A thought experiment. How to spend $28-plus million on middle school education? My two cents.

The consensus in educational research points to the five-year stretch between fourth and eighth grades as the make-or-break period for the vast majority of students. Risky and exciting. While some get lost in terms of the curriculum and with the challenges leading into and out of puberty, others use these years as a springboard to high school and beyond.

A strong 21st century curriculum requires mastery of math and symbolic language, written and spatial expression, and critical thinking. To achieve such goals requires more hands-on work, experimentation, projects. It requires active learning, inspiration and wonderment. No school building is worth sacrificing these essential elements of education. A weak curriculum relies on MCQ exams, passive learning and busywork. Curricula that roots out the excitement of these years and replacing it with processing and ploughing through state-recommended textbooks drives a wedge between schooling and education and creates exhausted and cynical drones of our children.

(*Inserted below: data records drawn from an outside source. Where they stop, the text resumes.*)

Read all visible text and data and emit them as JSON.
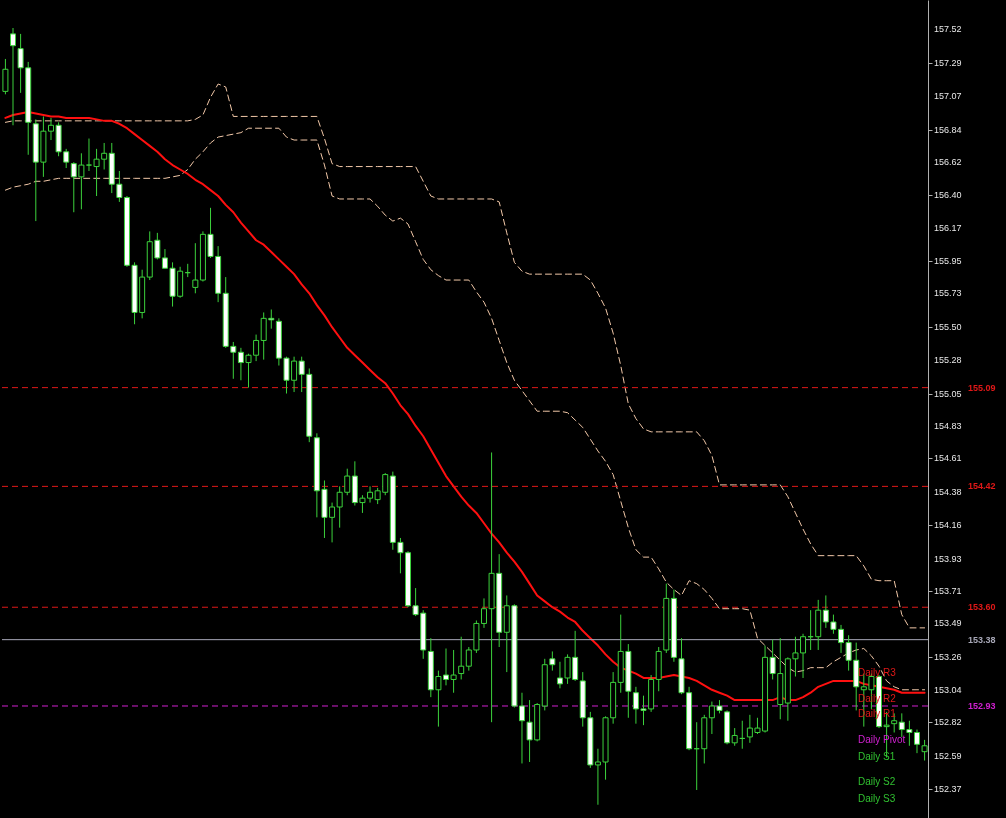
{
  "chart_data": {
    "type": "candlestick",
    "categories": [
      null,
      null,
      null,
      null,
      null,
      null,
      null,
      null,
      null,
      null,
      null,
      null,
      null,
      null,
      null,
      null,
      null,
      null,
      null,
      null,
      null,
      null,
      null,
      null,
      null,
      null,
      null,
      null,
      null,
      null,
      null,
      null,
      null,
      null,
      null,
      null,
      null,
      null,
      null,
      null,
      null,
      null,
      null,
      null,
      null,
      null,
      null,
      null,
      null,
      null,
      null,
      null,
      null,
      null,
      null,
      null,
      null,
      null,
      null,
      null,
      null,
      null,
      null,
      null,
      null,
      null,
      null,
      null,
      null,
      null,
      null,
      null,
      null,
      null,
      null,
      null,
      null,
      null,
      null,
      null,
      null,
      null,
      null,
      null,
      null,
      null,
      null,
      null,
      null,
      null,
      null,
      null,
      null,
      null,
      null,
      null,
      null,
      null,
      null,
      null,
      null,
      null,
      null,
      null,
      null,
      null,
      null,
      null,
      null,
      null,
      null,
      null,
      null,
      null,
      null,
      null,
      null,
      null,
      null,
      null,
      null,
      null
    ],
    "tick_labels": "y",
    "color": "#3cd23c",
    "ohlc": [
      [
        157.1,
        157.32,
        157.08,
        157.25
      ],
      [
        157.49,
        157.53,
        156.87,
        157.41
      ],
      [
        157.39,
        157.49,
        157.09,
        157.26
      ],
      [
        157.26,
        157.3,
        156.67,
        156.89
      ],
      [
        156.88,
        156.91,
        156.22,
        156.62
      ],
      [
        156.62,
        156.93,
        156.52,
        156.83
      ],
      [
        156.83,
        156.92,
        156.77,
        156.87
      ],
      [
        156.87,
        156.89,
        156.66,
        156.69
      ],
      [
        156.69,
        156.71,
        156.58,
        156.62
      ],
      [
        156.61,
        156.62,
        156.28,
        156.52
      ],
      [
        156.52,
        156.68,
        156.3,
        156.6
      ],
      [
        156.6,
        156.78,
        156.56,
        156.6
      ],
      [
        156.59,
        156.71,
        156.39,
        156.64
      ],
      [
        156.64,
        156.75,
        156.57,
        156.68
      ],
      [
        156.68,
        156.75,
        156.41,
        156.47
      ],
      [
        156.47,
        156.56,
        156.35,
        156.38
      ],
      [
        156.38,
        156.39,
        155.91,
        155.92
      ],
      [
        155.92,
        155.94,
        155.52,
        155.6
      ],
      [
        155.6,
        155.89,
        155.56,
        155.84
      ],
      [
        155.84,
        156.15,
        155.82,
        156.08
      ],
      [
        156.09,
        156.14,
        155.96,
        155.97
      ],
      [
        155.97,
        156.03,
        155.9,
        155.9
      ],
      [
        155.9,
        155.94,
        155.64,
        155.71
      ],
      [
        155.71,
        155.91,
        155.7,
        155.88
      ],
      [
        155.87,
        155.93,
        155.84,
        155.87
      ],
      [
        155.77,
        156.07,
        155.73,
        155.82
      ],
      [
        155.82,
        156.15,
        155.81,
        156.13
      ],
      [
        156.13,
        156.31,
        155.97,
        155.98
      ],
      [
        155.98,
        156.05,
        155.67,
        155.73
      ],
      [
        155.73,
        155.84,
        155.36,
        155.37
      ],
      [
        155.37,
        155.4,
        155.15,
        155.33
      ],
      [
        155.33,
        155.36,
        155.14,
        155.26
      ],
      [
        155.26,
        155.32,
        155.09,
        155.31
      ],
      [
        155.31,
        155.45,
        155.27,
        155.41
      ],
      [
        155.41,
        155.6,
        155.28,
        155.56
      ],
      [
        155.56,
        155.62,
        155.49,
        155.55
      ],
      [
        155.54,
        155.56,
        155.24,
        155.29
      ],
      [
        155.29,
        155.3,
        155.05,
        155.14
      ],
      [
        155.14,
        155.3,
        155.06,
        155.27
      ],
      [
        155.27,
        155.3,
        155.06,
        155.18
      ],
      [
        155.18,
        155.22,
        154.72,
        154.76
      ],
      [
        154.75,
        154.78,
        154.21,
        154.39
      ],
      [
        154.4,
        154.46,
        154.07,
        154.21
      ],
      [
        154.21,
        154.31,
        154.04,
        154.28
      ],
      [
        154.28,
        154.42,
        154.14,
        154.38
      ],
      [
        154.38,
        154.54,
        154.36,
        154.49
      ],
      [
        154.49,
        154.59,
        154.29,
        154.31
      ],
      [
        154.31,
        154.36,
        154.24,
        154.34
      ],
      [
        154.34,
        154.42,
        154.31,
        154.38
      ],
      [
        154.33,
        154.41,
        154.3,
        154.39
      ],
      [
        154.38,
        154.51,
        154.36,
        154.5
      ],
      [
        154.49,
        154.52,
        153.99,
        154.04
      ],
      [
        154.04,
        154.07,
        153.83,
        153.97
      ],
      [
        153.97,
        153.98,
        153.6,
        153.61
      ],
      [
        153.61,
        153.73,
        153.54,
        153.55
      ],
      [
        153.56,
        153.58,
        153.25,
        153.31
      ],
      [
        153.3,
        153.39,
        152.99,
        153.04
      ],
      [
        153.04,
        153.17,
        152.79,
        153.13
      ],
      [
        153.14,
        153.32,
        153.07,
        153.11
      ],
      [
        153.11,
        153.31,
        153.02,
        153.14
      ],
      [
        153.15,
        153.4,
        153.11,
        153.2
      ],
      [
        153.2,
        153.33,
        153.17,
        153.31
      ],
      [
        153.31,
        153.51,
        153.29,
        153.49
      ],
      [
        153.49,
        153.66,
        153.46,
        153.59
      ],
      [
        153.59,
        154.65,
        152.82,
        153.83
      ],
      [
        153.83,
        153.96,
        153.33,
        153.43
      ],
      [
        153.43,
        153.68,
        153.16,
        153.61
      ],
      [
        153.61,
        153.62,
        152.92,
        152.93
      ],
      [
        152.93,
        153.02,
        152.54,
        152.83
      ],
      [
        152.82,
        152.97,
        152.55,
        152.7
      ],
      [
        152.7,
        152.95,
        152.69,
        152.94
      ],
      [
        152.93,
        153.25,
        152.9,
        153.21
      ],
      [
        153.25,
        153.3,
        153.17,
        153.21
      ],
      [
        153.12,
        153.23,
        153.05,
        153.08
      ],
      [
        153.12,
        153.28,
        153.08,
        153.26
      ],
      [
        153.26,
        153.44,
        153.1,
        153.11
      ],
      [
        153.1,
        153.16,
        152.79,
        152.85
      ],
      [
        152.85,
        152.89,
        152.51,
        152.53
      ],
      [
        152.53,
        152.64,
        152.26,
        152.55
      ],
      [
        152.55,
        152.86,
        152.43,
        152.85
      ],
      [
        152.85,
        153.16,
        152.81,
        153.09
      ],
      [
        153.09,
        153.55,
        153.02,
        153.3
      ],
      [
        153.3,
        153.35,
        152.85,
        153.03
      ],
      [
        153.02,
        153.06,
        152.81,
        152.91
      ],
      [
        152.91,
        153.0,
        152.8,
        152.9
      ],
      [
        152.91,
        153.14,
        152.89,
        153.11
      ],
      [
        153.11,
        153.33,
        153.03,
        153.3
      ],
      [
        153.31,
        153.76,
        153.29,
        153.66
      ],
      [
        153.66,
        153.72,
        153.23,
        153.26
      ],
      [
        153.25,
        153.39,
        153.01,
        153.02
      ],
      [
        153.02,
        153.06,
        152.63,
        152.64
      ],
      [
        152.64,
        152.82,
        152.36,
        152.64
      ],
      [
        152.64,
        152.87,
        152.54,
        152.85
      ],
      [
        152.85,
        152.96,
        152.74,
        152.93
      ],
      [
        152.93,
        152.97,
        152.88,
        152.9
      ],
      [
        152.89,
        152.9,
        152.67,
        152.68
      ],
      [
        152.68,
        152.78,
        152.66,
        152.73
      ],
      [
        152.71,
        152.83,
        152.64,
        152.71
      ],
      [
        152.72,
        152.87,
        152.68,
        152.78
      ],
      [
        152.75,
        152.85,
        152.74,
        152.78
      ],
      [
        152.76,
        153.34,
        152.75,
        153.26
      ],
      [
        153.26,
        153.38,
        153.11,
        153.15
      ],
      [
        152.94,
        153.39,
        152.84,
        153.15
      ],
      [
        152.95,
        153.26,
        152.83,
        153.25
      ],
      [
        153.25,
        153.4,
        153.13,
        153.29
      ],
      [
        153.29,
        153.42,
        153.12,
        153.4
      ],
      [
        153.4,
        153.58,
        153.31,
        153.4
      ],
      [
        153.4,
        153.65,
        153.31,
        153.58
      ],
      [
        153.58,
        153.68,
        153.46,
        153.5
      ],
      [
        153.5,
        153.55,
        153.42,
        153.45
      ],
      [
        153.45,
        153.48,
        153.29,
        153.36
      ],
      [
        153.36,
        153.41,
        153.17,
        153.24
      ],
      [
        153.24,
        153.36,
        152.9,
        153.06
      ],
      [
        153.04,
        153.15,
        152.79,
        153.06
      ],
      [
        153.04,
        153.15,
        152.91,
        153.13
      ],
      [
        153.13,
        153.14,
        152.78,
        152.79
      ],
      [
        152.79,
        152.89,
        152.58,
        152.8
      ],
      [
        152.81,
        152.88,
        152.75,
        152.83
      ],
      [
        152.82,
        152.88,
        152.72,
        152.77
      ],
      [
        152.77,
        152.83,
        152.66,
        152.75
      ],
      [
        152.75,
        152.77,
        152.61,
        152.67
      ],
      [
        152.62,
        152.7,
        152.56,
        152.66
      ]
    ],
    "series": [
      {
        "type": "line",
        "color": "#f2c8a8",
        "line_style": "dashed",
        "values": [
          156.89,
          156.9,
          156.9,
          156.9,
          156.9,
          156.9,
          156.9,
          156.9,
          156.9,
          156.9,
          156.9,
          156.9,
          156.9,
          156.9,
          156.9,
          156.9,
          156.9,
          156.9,
          156.9,
          156.9,
          156.9,
          156.9,
          156.9,
          156.9,
          156.9,
          156.91,
          156.94,
          157.06,
          157.15,
          157.13,
          156.93,
          156.93,
          156.93,
          156.93,
          156.93,
          156.93,
          156.93,
          156.93,
          156.93,
          156.93,
          156.93,
          156.93,
          156.78,
          156.61,
          156.59,
          156.59,
          156.59,
          156.59,
          156.59,
          156.59,
          156.59,
          156.59,
          156.59,
          156.59,
          156.59,
          156.49,
          156.39,
          156.37,
          156.37,
          156.37,
          156.37,
          156.37,
          156.37,
          156.37,
          156.37,
          156.35,
          156.14,
          155.94,
          155.88,
          155.86,
          155.86,
          155.86,
          155.86,
          155.86,
          155.86,
          155.86,
          155.86,
          155.82,
          155.73,
          155.63,
          155.46,
          155.24,
          154.98,
          154.88,
          154.81,
          154.79,
          154.79,
          154.79,
          154.79,
          154.79,
          154.79,
          154.79,
          154.73,
          154.63,
          154.43,
          154.43,
          154.43,
          154.43,
          154.43,
          154.43,
          154.43,
          154.43,
          154.43,
          154.35,
          154.24,
          154.13,
          154.03,
          153.95,
          153.95,
          153.95,
          153.95,
          153.95,
          153.95,
          153.88,
          153.79,
          153.78,
          153.78,
          153.78,
          153.55,
          153.46,
          153.46,
          153.46
        ]
      },
      {
        "type": "line",
        "color": "#f2c8a8",
        "line_style": "dashed",
        "values": [
          156.43,
          156.45,
          156.46,
          156.47,
          156.49,
          156.49,
          156.5,
          156.51,
          156.51,
          156.51,
          156.51,
          156.51,
          156.51,
          156.51,
          156.51,
          156.51,
          156.51,
          156.51,
          156.51,
          156.51,
          156.51,
          156.51,
          156.52,
          156.53,
          156.57,
          156.64,
          156.69,
          156.75,
          156.79,
          156.8,
          156.81,
          156.82,
          156.85,
          156.85,
          156.85,
          156.85,
          156.85,
          156.79,
          156.77,
          156.77,
          156.77,
          156.77,
          156.6,
          156.39,
          156.37,
          156.37,
          156.37,
          156.37,
          156.37,
          156.32,
          156.26,
          156.22,
          156.24,
          156.2,
          156.08,
          155.96,
          155.89,
          155.85,
          155.82,
          155.82,
          155.82,
          155.82,
          155.74,
          155.67,
          155.56,
          155.41,
          155.26,
          155.14,
          155.07,
          155.0,
          154.93,
          154.93,
          154.93,
          154.93,
          154.92,
          154.87,
          154.82,
          154.74,
          154.66,
          154.59,
          154.5,
          154.32,
          154.14,
          153.99,
          153.94,
          153.94,
          153.86,
          153.77,
          153.72,
          153.68,
          153.78,
          153.76,
          153.72,
          153.66,
          153.59,
          153.59,
          153.59,
          153.59,
          153.58,
          153.39,
          153.34,
          153.29,
          153.24,
          153.19,
          153.16,
          153.17,
          153.19,
          153.19,
          153.19,
          153.23,
          153.26,
          153.29,
          153.31,
          153.32,
          153.27,
          153.2,
          153.1,
          153.06,
          153.04,
          153.04,
          153.04,
          153.04
        ]
      },
      {
        "type": "line",
        "color": "#ff1010",
        "line_style": "solid",
        "values": [
          156.92,
          156.94,
          156.95,
          156.96,
          156.95,
          156.94,
          156.93,
          156.93,
          156.92,
          156.92,
          156.92,
          156.92,
          156.91,
          156.9,
          156.9,
          156.88,
          156.85,
          156.81,
          156.77,
          156.73,
          156.69,
          156.64,
          156.6,
          156.57,
          156.54,
          156.5,
          156.47,
          156.43,
          156.39,
          156.33,
          156.28,
          156.21,
          156.15,
          156.09,
          156.06,
          156.01,
          155.96,
          155.91,
          155.86,
          155.79,
          155.73,
          155.65,
          155.58,
          155.5,
          155.43,
          155.36,
          155.31,
          155.26,
          155.21,
          155.16,
          155.12,
          155.05,
          154.97,
          154.91,
          154.83,
          154.76,
          154.67,
          154.58,
          154.49,
          154.42,
          154.35,
          154.29,
          154.24,
          154.17,
          154.1,
          154.04,
          153.97,
          153.91,
          153.84,
          153.76,
          153.68,
          153.64,
          153.6,
          153.57,
          153.53,
          153.5,
          153.44,
          153.39,
          153.34,
          153.28,
          153.23,
          153.19,
          153.17,
          153.15,
          153.12,
          153.12,
          153.12,
          153.13,
          153.14,
          153.13,
          153.12,
          153.1,
          153.07,
          153.04,
          153.02,
          153.0,
          152.97,
          152.97,
          152.97,
          152.97,
          152.97,
          152.97,
          152.99,
          152.97,
          152.97,
          152.99,
          153.02,
          153.06,
          153.08,
          153.1,
          153.1,
          153.1,
          153.1,
          153.08,
          153.07,
          153.06,
          153.05,
          153.04,
          153.02,
          153.02,
          153.02,
          153.02
        ]
      }
    ],
    "ylim": [
      152.17,
      157.72
    ],
    "yticks": [
      152.37,
      152.59,
      152.82,
      153.04,
      153.26,
      153.49,
      153.71,
      153.93,
      154.16,
      154.38,
      154.61,
      154.83,
      155.05,
      155.28,
      {
        "value": 155.5,
        "label": "155.50"
      },
      155.73,
      155.95,
      156.17,
      {
        "value": 156.4,
        "label": "156.40"
      },
      156.62,
      156.84,
      157.07,
      157.29,
      157.52
    ],
    "ref_lines": [
      {
        "axis": "y",
        "value": 155.09,
        "label": "155.09",
        "color": "#e01818",
        "line_style": "dashed"
      },
      {
        "axis": "y",
        "value": 154.42,
        "label": "154.42",
        "color": "#e01818",
        "line_style": "dashed"
      },
      {
        "axis": "y",
        "value": 153.6,
        "label": "153.60",
        "color": "#e01818",
        "line_style": "dashed"
      },
      {
        "axis": "y",
        "value": 153.38,
        "label": "153.38",
        "color": "#a8a8b8",
        "line_style": "solid"
      },
      {
        "axis": "y",
        "value": 152.93,
        "label": "152.93",
        "color": "#d020d0",
        "line_style": "dashed"
      }
    ],
    "annotations": [
      "Daily R3",
      "Daily R2",
      "Daily R1",
      "Daily Pivot",
      "Daily S1",
      "Daily S2",
      "Daily S3"
    ]
  }
}
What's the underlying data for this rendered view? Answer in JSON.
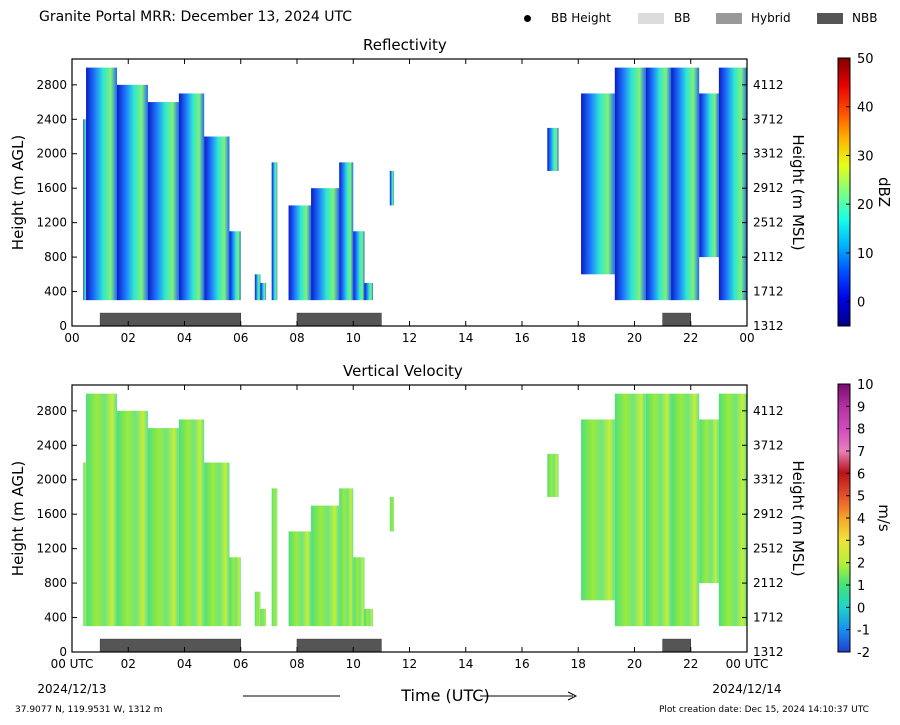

These transitional years also demand a greater emphasis on student health. I would like to see more counseling, not just in terms of intervention. Counselors should collaborate with teaching colleagues to ensure more inclusivity and to develop more pathways in developing confidence and self worth. More effort should be placed on transition and on getting students to tap into their potential.

I would gladly pay higher taxes for curricular reform and more counseling. Education before schools. Kids before buildings.